John Clarke mulai menunjukkan dokumen-dokumen kepada pria itu, yang kemudian memeriksanya.
“Aku melihat orang-orang yang kurindukan dan orang-orang yang ingin kubunuh.”
“Hubungi mereka semua, dan untuk orang-orang yang tidak bisa kita gunakan, berikan saja beberapa dolar kepada mereka yang pecandu narkoba atau orang sakit.”
“Bagaimana denganmu?”
“Saya mendapatkan sebanyak ini hanya dengan bertanya-tanya sebagai seorang penyelidik swasta.”
John Clarke menunjukkan kepada pria itu sebuah buku catatan berisi daftar pejabat pemerintah yang korup.
“Mereka sudah mengulurkan tangan untuk menerima suap, dan kita akan mulai dari sini.”
***
John Clarke menelepon saya tepat sebelum saya berangkat ke Korea, dan mereka telah menemukan orang yang saya cari. Pencarian di penjara dan pusat penahanan membuahkan hasil.
Empat pria bertubuh kekar menyambutku, dan mereka semua tampak seperti menggunakan steroid untuk mempertahankan otot yang mereka butuhkan untuk pekerjaan mereka.
“Saya mungkin bisa menemukannya sebelum dia keluar jika kita melakukan pencarian ‘lebih efisien’ sejak awal.”
“Mempekerjakanmu ‘secara langsung’ membuahkan hasil. Apakah kamu tahu di mana dia?”
“Dia ada di Brooklyn, dan orang-orangku sedang menjaganya.”
Suara John menjadi rendah saat dia melanjutkan.
“Kita bisa mendapatkannya jika kamu mengatakannya sekarang.”
Matanya beralih ke ponselnya.
“Apa tuduhannya?”
“Pembunuhan tingkat pertama. Jika itu benar, dia berbahaya dan gila.”
Namun, entah bagaimana dia berhasil lolos, dan John memiliki dokumen pengadilan yang seharusnya hanya dilihat oleh pengadilan dan polisi. Saya tidak peduli.

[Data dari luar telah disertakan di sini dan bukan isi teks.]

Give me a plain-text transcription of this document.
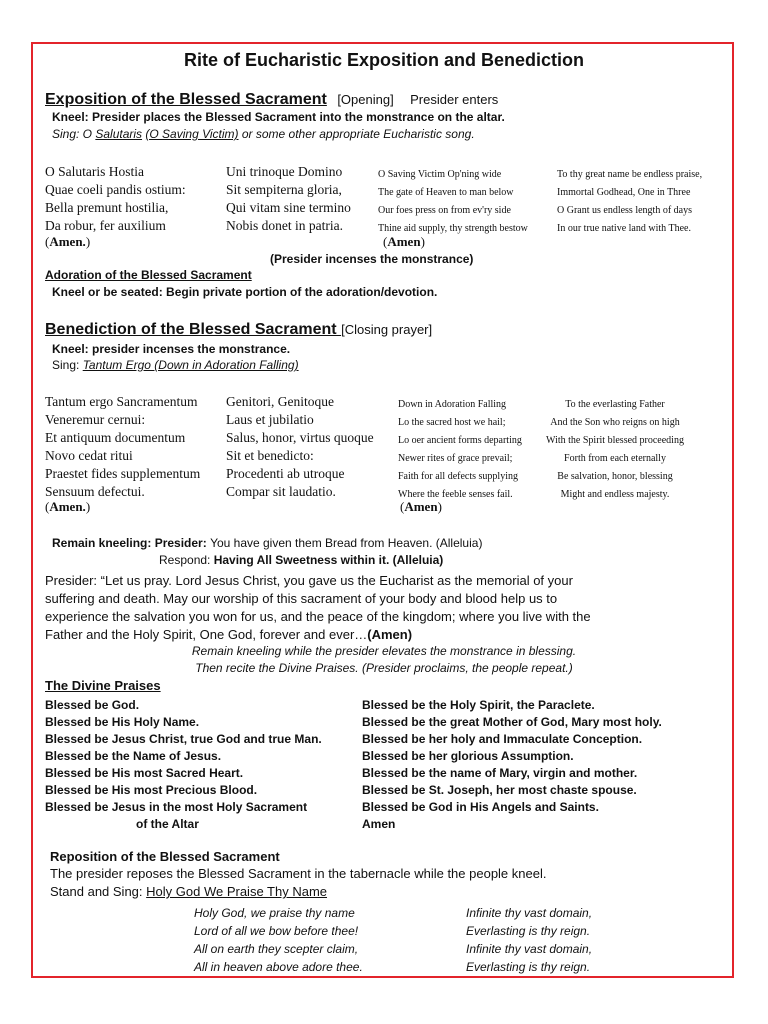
Rite of Eucharistic Exposition and Benediction
Exposition of the Blessed Sacrament [Opening] Presider enters
Kneel: Presider places the Blessed Sacrament into the monstrance on the altar.
Sing: O Salutaris (O Saving Victim) or some other appropriate Eucharistic song.
O Salutaris Hostia
Quae coeli pandis ostium:
Bella premunt hostilia,
Da robur, fer auxilium
Uni trinoque Domino
Sit sempiterna gloria,
Qui vitam sine termino
Nobis donet in patria.
O Saving Victim Op'ning wide
The gate of Heaven to man below
Our foes press on from ev'ry side
Thine aid supply, thy strength bestow
To thy great name be endless praise,
Immortal Godhead, One in Three
O Grant us endless length of days
In our true native land with Thee.
(Amen.)	(Amen)
(Presider incenses the monstrance)
Adoration of the Blessed Sacrament
Kneel or be seated: Begin private portion of the adoration/devotion.
Benediction of the Blessed Sacrament [Closing prayer]
Kneel: presider incenses the monstrance.
Sing: Tantum Ergo (Down in Adoration Falling)
Tantum ergo Sancramentum
Veneremur cernui:
Et antiquum documentum
Novo cedat ritui
Praestet fides supplementum
Sensuum defectui.
Genitori, Genitoque
Laus et jubilatio
Salus, honor, virtus quoque
Sit et benedicto:
Procedenti ab utroque
Compar sit laudatio.
Down in Adoration Falling
Lo the sacred host we hail;
Lo oer ancient forms departing
Newer rites of grace prevail;
Faith for all defects supplying
Where the feeble senses fail.
To the everlasting Father
And the Son who reigns on high
With the Spirit blessed proceeding
Forth from each eternally
Be salvation, honor, blessing
Might and endless majesty.
(Amen.)	(Amen)
Remain kneeling: Presider: You have given them Bread from Heaven. (Alleluia)
Respond: Having All Sweetness within it. (Alleluia)
Presider: “Let us pray. Lord Jesus Christ, you gave us the Eucharist as the memorial of your
suffering and death. May our worship of this sacrament of your body and blood help us to
experience the salvation you won for us, and the peace of the kingdom; where you live with the
Father and the Holy Spirit, One God, forever and ever…(Amen)
Remain kneeling while the presider elevates the monstrance in blessing.
Then recite the Divine Praises. (Presider proclaims, the people repeat.)
The Divine Praises
Blessed be God.
Blessed be His Holy Name.
Blessed be Jesus Christ, true God and true Man.
Blessed be the Name of Jesus.
Blessed be His most Sacred Heart.
Blessed be His most Precious Blood.
Blessed be Jesus in the most Holy Sacrament
of the Altar
Blessed be the Holy Spirit, the Paraclete.
Blessed be the great Mother of God, Mary most holy.
Blessed be her holy and Immaculate Conception.
Blessed be her glorious Assumption.
Blessed be the name of Mary, virgin and mother.
Blessed be St. Joseph, her most chaste spouse.
Blessed be God in His Angels and Saints.
Amen
Reposition of the Blessed Sacrament
The presider reposes the Blessed Sacrament in the tabernacle while the people kneel.
Stand and Sing: Holy God We Praise Thy Name
Holy God, we praise thy name
Lord of all we bow before thee!
All on earth they scepter claim,
All in heaven above adore thee.
Infinite thy vast domain,
Everlasting is thy reign.
Infinite thy vast domain,
Everlasting is thy reign.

“Ethan, enam anak buahku ada di sana, dan kita bisa menangkapnya sekarang.”
“Katakan pada mereka untuk tidak mendekatinya dengan alasan apa pun.”
“…Saya mengerti.”
“Kami akan melakukan ‘sanitasi’ dan masuk dengan ‘bersih’. Tanpa identifikasi, atau perlengkapan yang dapat digunakan untuk melacak kami. Suruh Brooklyn melakukan hal yang sama. Juga.”
“Ya?”
“Apakah kamu punya masker?”
Aku masuk ke mobil mereka, bukan sedan milik Jonathan yang kupakai di New York, dan semua orang terdiam kecuali John.
“Di mana tepatnya di Brooklyn?”
“Brownsville.”
Itu adalah wilayah tenggara Brooklyn dan salah satu distrik termiskin di New York.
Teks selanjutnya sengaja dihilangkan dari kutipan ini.